Depuis, il enchaîne les succès avec des rôles marquants dans « Samba », « Demain tout commence », « X-Men », « Jurassic World » ou encore « Le Chant du loup ». Une popularité immense qui a dépassé les frontières françaises, mais qui a aussi profondément changé son quotidien familial.

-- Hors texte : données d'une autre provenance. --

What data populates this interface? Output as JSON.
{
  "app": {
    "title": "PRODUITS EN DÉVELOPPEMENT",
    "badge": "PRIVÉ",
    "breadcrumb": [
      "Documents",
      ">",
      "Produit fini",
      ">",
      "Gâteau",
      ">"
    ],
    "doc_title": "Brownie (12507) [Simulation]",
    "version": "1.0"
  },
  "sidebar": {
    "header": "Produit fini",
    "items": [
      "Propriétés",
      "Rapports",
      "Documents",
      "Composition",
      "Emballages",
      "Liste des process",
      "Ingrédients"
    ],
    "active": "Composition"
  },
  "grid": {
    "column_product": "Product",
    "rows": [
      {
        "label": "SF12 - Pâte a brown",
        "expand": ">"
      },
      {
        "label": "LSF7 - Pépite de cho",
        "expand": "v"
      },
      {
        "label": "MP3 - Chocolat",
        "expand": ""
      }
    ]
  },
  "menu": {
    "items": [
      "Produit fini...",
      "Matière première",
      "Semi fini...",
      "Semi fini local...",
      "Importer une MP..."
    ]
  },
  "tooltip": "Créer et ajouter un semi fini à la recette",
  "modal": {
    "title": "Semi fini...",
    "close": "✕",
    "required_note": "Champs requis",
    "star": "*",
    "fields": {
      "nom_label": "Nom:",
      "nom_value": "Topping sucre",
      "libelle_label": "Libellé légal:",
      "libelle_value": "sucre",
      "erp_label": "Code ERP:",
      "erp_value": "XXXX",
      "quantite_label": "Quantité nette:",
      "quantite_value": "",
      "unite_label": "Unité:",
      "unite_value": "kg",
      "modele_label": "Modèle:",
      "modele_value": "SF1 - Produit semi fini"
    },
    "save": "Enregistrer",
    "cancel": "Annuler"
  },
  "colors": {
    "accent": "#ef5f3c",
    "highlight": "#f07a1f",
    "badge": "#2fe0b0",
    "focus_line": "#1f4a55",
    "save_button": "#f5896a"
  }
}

Un exil volontaire pour protéger sa famille
Aujourd’hui installé aux États-Unis, Omar Sy a choisi l’Atlantique comme barrière entre sa célébrité et son intimité familiale. Dans une interview accordée à France Inter, l’acteur expliquait ce choix sans détour : « Avec Intouchables, la notoriété a explosé et j’ai vu les répercussions sur mon entourage, surtout sur mes enfants. Ça m’a inquiété. »
En Californie, il vit plus discrètement. Il y retrouve un certain équilibre et la possibilité d’évoluer sur des tournages prestigieux sans l’ombre oppressante des projecteurs constants. « C’est hyper jouissif, je suis comme un gamin, vraiment », avoue-t-il avec une sincérité désarmante. Une passion intacte pour le jeu, qu’il décrit comme un plaisir pur, presque enfantin, qu’il ne peut vivre que de manière entière.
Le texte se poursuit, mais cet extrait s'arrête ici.